For those unfamilar with Riak, after the ring is stable the membership only changes when a user explictly adds or removes nodes from the cluster. Nodes going offline or being partitioned don't rebalance the ring. Therefore, this is a rare, operationally initiated event in the first place.

Quick Start

This repository isn't a stand-alone Erlang release, much like riak_core. You can clone the riak_zab_example repository to have a runnable release, that also demonstrates how to build a simple riak_zab vnode-based application.


riak_zab is very much an alpha release right now, and woefully lacking in tests. I have many script based systems-level integration tests that test a cluster of riak_zab nodes in a variety of scenarios, including using virtual networking to simulate net-splits. I am slowly porting this over to a pure Erlang based multi-node expectation framework that I am designing concurrently with this porting task. An example is the riak_zab_leader_test.erl file included in this repository. Further porting is underway.

However, the real plan is to test the entire application using QuickCheck. Testing an atomic broadcast protocol isn't easy, and relying on traditional unit tests and systems-level tests is a bad idea. QuickCheck is a much better approach, however it will take some effort to make everything testable. I am hoping to follow in the footsteps of jonmeredith and slfritchie from Basho who has embarked on a heroric effort to test Riak using QuickCheck.

Specifically, my plan is to test that all of the invariants and claims listed within the formal Zab technical reportfrom Yahoo! do in fact hold for this implementation.

Can I use this in production?

As just mentioned, there is still a long way to go with testing riak_zab. I suggest folks who are interested play around with it, but not use it in production. I know of a few very rare corner cases that currently cause trouble (fixed within Zookeeper within the last year), that I still need to address.

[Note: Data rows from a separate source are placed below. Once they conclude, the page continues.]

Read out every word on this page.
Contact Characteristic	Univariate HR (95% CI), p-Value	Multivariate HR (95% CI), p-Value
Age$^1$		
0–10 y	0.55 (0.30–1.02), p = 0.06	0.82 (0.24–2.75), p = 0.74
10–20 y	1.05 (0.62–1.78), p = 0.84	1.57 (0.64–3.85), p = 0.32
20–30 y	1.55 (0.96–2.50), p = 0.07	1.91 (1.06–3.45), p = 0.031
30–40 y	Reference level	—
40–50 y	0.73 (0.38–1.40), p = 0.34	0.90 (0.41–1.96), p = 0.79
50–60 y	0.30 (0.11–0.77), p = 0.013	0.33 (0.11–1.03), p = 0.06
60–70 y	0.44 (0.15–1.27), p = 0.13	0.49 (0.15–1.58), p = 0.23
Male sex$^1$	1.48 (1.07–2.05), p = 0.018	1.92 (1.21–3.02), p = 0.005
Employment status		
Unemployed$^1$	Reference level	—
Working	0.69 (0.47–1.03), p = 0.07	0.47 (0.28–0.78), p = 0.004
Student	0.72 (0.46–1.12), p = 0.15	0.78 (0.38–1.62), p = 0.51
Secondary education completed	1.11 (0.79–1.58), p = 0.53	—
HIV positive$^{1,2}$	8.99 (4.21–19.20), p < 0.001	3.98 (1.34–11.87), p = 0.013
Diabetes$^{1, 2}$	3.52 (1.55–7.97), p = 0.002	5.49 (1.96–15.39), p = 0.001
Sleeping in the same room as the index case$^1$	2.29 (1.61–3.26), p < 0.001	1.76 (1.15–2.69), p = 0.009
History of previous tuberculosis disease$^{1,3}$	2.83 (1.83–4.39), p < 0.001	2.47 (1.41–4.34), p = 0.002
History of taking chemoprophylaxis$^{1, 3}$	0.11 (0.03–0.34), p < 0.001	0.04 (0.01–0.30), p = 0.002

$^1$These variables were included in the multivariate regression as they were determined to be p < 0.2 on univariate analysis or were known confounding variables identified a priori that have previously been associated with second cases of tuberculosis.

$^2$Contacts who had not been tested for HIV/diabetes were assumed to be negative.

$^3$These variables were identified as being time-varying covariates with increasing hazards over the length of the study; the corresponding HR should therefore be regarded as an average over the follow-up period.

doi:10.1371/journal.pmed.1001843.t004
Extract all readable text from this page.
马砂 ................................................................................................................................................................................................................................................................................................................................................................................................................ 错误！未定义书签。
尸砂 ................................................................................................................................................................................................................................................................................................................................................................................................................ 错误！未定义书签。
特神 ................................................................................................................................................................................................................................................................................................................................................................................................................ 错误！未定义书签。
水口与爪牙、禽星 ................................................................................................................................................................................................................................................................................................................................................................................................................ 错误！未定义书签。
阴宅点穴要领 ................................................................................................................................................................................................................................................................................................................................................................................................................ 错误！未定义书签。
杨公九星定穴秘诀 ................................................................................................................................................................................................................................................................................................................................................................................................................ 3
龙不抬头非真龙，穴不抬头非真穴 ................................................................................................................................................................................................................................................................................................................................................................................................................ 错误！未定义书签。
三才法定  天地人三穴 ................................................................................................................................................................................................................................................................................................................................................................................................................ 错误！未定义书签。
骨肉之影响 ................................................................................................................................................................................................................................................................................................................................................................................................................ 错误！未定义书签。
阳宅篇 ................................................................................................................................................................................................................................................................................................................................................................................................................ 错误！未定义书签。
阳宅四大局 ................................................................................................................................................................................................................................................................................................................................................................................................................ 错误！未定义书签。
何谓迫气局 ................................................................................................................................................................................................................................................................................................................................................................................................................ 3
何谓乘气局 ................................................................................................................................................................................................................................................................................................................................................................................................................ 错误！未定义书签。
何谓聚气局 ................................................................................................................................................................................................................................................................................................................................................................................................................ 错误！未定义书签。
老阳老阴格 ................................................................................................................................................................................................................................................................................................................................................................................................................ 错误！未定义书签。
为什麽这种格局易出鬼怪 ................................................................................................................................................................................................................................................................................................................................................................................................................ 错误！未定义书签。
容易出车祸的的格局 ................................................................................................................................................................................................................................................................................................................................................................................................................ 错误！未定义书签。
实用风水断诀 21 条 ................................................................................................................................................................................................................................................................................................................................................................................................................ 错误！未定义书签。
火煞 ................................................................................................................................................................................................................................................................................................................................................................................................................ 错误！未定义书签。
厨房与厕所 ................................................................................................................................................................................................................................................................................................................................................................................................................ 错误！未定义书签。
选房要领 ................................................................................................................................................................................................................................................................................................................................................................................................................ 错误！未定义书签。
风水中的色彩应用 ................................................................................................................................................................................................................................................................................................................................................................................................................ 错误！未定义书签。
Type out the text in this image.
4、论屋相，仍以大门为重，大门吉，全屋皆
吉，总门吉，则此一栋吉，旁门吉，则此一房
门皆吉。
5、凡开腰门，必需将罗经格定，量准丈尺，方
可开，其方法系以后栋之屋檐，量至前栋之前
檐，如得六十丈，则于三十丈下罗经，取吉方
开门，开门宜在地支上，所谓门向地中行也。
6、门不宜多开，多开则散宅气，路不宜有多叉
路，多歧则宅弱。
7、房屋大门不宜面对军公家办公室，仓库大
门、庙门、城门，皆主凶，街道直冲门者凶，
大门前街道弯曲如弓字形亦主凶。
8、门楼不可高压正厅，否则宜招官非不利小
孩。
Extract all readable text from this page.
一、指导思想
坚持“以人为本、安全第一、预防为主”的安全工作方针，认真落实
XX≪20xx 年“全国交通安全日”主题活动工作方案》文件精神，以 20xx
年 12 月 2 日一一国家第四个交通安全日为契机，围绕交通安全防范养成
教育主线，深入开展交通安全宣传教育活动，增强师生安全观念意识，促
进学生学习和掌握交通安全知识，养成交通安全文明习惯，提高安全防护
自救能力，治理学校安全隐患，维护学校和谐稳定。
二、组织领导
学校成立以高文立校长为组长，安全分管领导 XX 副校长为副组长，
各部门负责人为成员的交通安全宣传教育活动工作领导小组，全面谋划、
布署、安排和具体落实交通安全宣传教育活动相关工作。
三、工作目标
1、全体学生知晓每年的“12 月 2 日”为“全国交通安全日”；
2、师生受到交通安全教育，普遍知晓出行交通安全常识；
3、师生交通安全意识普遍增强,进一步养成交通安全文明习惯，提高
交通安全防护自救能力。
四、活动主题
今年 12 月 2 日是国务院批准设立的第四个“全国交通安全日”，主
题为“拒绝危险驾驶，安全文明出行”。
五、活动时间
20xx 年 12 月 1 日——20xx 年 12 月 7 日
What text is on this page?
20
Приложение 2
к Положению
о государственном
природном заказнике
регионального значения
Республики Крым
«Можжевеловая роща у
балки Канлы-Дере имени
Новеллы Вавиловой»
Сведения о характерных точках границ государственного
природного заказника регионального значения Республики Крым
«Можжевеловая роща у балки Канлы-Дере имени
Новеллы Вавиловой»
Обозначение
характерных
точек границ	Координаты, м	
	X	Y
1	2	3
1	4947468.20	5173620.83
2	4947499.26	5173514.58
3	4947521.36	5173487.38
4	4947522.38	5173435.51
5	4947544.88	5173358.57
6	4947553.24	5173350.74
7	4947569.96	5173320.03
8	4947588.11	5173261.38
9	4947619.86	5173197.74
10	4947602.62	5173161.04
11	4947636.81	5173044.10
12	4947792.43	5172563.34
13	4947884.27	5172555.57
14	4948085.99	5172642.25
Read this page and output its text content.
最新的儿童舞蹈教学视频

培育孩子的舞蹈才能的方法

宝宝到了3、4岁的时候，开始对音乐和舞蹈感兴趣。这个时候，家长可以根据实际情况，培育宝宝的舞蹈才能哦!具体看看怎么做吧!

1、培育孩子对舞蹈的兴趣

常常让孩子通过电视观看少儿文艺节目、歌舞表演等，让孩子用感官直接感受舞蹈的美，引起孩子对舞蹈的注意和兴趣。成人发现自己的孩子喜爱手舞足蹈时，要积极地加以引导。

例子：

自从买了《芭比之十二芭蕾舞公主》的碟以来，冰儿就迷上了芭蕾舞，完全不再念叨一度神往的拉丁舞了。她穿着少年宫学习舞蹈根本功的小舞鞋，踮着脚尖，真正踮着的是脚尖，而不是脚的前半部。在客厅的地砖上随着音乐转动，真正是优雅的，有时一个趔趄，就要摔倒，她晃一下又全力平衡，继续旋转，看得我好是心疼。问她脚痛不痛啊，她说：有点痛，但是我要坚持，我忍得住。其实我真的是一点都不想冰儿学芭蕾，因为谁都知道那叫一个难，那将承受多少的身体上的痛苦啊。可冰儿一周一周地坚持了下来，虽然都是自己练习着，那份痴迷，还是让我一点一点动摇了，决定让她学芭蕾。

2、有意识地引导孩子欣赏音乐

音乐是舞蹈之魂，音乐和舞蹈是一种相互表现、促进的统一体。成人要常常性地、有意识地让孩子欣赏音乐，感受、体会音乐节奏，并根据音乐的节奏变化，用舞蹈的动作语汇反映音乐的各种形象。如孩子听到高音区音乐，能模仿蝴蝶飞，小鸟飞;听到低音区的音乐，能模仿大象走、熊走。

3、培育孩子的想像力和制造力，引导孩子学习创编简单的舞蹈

I used an older version of this within a closed beta for a social gaming project. While that may be a quasi-production deployment, the reality was that money was never on the line -- if things didn't work, you just buy the players off with free virtual goods.

Zookeeper has been out for years, and yet new edge cases are found on occasion. This is a difficult task to get right. My hope is that future testing with QuickCheck (and possibly McErlang or McErlang/QuickCheck) will eventually lead to a truly robust and trustable atomic broadcast implementation. Building this in Erlang also helps greatly.

Where's the killer app?

By the way, riak_zab is actually an extracted reusable layer that arose as part of a project I called riakual, that provides an immediately consistent access layer on top of riak_kv that supports optimistic concurrency. I'll soon be releasing a version of riakual that is built as a riak_zab vnode application. Hopefully that gives you an idea of what you can do with riak_zab.

And for those who ask, why would you add immediate consistent to riak? Well, Amazon's SimpleDB (Dynamo based) added such a few years back. It's certainly not that crazy.

Also, if your application can be expressed in an eventually consistent manner 80-90% of the time, wouldn't it be nice if you could use the same predictably scable and simple to deploy datastore (ie. Riak) for the 10% that must be immediately consistent?

What if your app was more eventually consistent than you previously thought? The awesome CALM and Bloom research from Professor Hellerstein group may expand your mind.